Identifying a new treatment strategy for osteoarthritis: targeting the body’s response to injury
Disease - Osteoarthritis
Lead applicant - Dr Heba Ismail
Organisation - University of Sheffield
Type of grant - Career Development Fellowship
Status of grant - Active
Amount of the original award - £513,262.01
Start date - 1 November 2018
Reference - 22048
What are the aims of this research?
A major injury or operation on a joint may lead to osteoarthritis in that joint later in life. It has been found that injury to joint cartilage rapidly activates inflammatory responses. It is thought that these very early events following injury could be responsible for chronic ongoing inflammation. The aim of this research is to identify the key enzymes involved in controlling these inflammatory responses caused by injury, in order to find a specific pathway for targeting for development of new treatments.
Why is this research important?
Osteoarthritis is a disease that can be caused by injury, and currently there is no treatment available that is able to reverse the disease. As explained above, tissue injury activates within seconds through a number of cellular events that cause chronic inflammation, and in turn amplifies tissue damage. It is still unknown how cells sense injury and by what mechanism the tissue damage is driven.
Previous studies showed that activation of inflammatory pathways is caused by a series of protein modifications called ubiquitination. Identifying the key enzymes involved in these protein modifications in response to injury is crucial for understanding diseases caused by injury, such as osteoarthritis, and for designing new treatments based on potential new understanding.

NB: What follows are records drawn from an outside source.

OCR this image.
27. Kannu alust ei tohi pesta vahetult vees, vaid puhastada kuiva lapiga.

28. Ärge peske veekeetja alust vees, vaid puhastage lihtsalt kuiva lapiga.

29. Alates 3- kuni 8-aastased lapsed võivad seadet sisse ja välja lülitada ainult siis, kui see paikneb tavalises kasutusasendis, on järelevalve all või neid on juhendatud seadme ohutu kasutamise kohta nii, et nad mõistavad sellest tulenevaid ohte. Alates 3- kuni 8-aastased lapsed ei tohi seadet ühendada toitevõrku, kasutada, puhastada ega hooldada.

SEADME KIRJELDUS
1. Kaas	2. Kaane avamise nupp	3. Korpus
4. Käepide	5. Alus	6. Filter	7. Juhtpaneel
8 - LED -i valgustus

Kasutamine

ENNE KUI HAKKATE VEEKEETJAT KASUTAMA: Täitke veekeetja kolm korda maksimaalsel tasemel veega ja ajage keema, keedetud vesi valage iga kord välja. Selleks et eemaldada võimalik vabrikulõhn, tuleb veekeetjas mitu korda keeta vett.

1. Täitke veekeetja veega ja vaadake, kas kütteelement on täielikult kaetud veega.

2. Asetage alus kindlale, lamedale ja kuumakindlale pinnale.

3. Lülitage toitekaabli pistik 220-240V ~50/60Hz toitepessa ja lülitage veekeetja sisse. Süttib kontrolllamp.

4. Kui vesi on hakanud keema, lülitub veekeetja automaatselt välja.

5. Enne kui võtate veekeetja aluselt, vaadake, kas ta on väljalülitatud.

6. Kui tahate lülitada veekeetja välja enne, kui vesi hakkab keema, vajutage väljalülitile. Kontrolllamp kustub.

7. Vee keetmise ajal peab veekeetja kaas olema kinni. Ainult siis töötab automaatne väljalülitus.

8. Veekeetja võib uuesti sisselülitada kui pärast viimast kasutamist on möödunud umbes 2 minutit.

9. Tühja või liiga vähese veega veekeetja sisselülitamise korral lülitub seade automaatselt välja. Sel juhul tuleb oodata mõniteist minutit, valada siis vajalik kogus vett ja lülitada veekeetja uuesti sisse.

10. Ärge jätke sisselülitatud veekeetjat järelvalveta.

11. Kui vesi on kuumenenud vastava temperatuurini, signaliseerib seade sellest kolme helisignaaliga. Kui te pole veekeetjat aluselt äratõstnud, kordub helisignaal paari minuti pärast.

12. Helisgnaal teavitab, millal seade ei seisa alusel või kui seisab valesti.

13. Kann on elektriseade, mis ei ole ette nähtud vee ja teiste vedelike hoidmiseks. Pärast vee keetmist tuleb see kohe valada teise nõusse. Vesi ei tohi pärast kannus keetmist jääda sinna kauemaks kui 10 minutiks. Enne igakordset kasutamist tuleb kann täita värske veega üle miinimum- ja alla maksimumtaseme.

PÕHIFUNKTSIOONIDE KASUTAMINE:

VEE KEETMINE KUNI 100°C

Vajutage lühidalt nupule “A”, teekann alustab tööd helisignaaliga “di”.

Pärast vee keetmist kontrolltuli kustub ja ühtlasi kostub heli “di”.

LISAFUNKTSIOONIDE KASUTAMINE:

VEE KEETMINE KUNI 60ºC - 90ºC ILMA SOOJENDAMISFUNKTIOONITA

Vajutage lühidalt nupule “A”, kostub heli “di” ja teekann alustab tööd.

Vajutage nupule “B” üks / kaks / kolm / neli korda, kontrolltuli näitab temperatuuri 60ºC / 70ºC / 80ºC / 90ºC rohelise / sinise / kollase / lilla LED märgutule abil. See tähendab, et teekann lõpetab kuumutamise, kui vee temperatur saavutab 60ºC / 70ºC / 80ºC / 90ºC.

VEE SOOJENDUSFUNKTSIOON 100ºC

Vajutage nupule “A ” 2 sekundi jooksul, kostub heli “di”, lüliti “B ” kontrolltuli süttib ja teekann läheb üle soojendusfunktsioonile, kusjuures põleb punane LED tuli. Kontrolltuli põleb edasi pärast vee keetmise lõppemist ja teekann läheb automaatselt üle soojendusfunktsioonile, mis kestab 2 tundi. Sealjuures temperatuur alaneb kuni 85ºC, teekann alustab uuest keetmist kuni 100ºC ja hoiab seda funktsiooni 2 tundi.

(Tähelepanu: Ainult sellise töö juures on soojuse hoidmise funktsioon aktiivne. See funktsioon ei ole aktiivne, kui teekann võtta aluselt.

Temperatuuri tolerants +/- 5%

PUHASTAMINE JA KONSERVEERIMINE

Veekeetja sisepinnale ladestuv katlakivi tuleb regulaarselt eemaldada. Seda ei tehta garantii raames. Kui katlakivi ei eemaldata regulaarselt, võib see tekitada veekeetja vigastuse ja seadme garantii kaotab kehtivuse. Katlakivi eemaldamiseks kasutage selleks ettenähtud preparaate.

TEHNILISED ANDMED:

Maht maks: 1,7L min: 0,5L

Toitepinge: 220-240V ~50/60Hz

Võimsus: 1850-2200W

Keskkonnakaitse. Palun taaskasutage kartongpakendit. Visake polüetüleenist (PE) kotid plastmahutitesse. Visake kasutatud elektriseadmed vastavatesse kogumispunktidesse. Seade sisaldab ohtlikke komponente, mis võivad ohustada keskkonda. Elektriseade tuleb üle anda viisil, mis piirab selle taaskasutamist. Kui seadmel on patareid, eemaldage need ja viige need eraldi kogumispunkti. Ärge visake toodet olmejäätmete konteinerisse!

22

How will the findings benefit people with arthritis?
The outcome of this research will lead to identifying the key enzymes involved in controlling inflammatory responses to injury, and therefore identifying them as potential targets in osteoarthritis for developing new treatments. As such, inhibitors of these enzymes are being developed for clinical use, specifically blocking the inflammatory amplification of tissue injury signals would be an important new avenue in developing new treatments for osteoarthritis.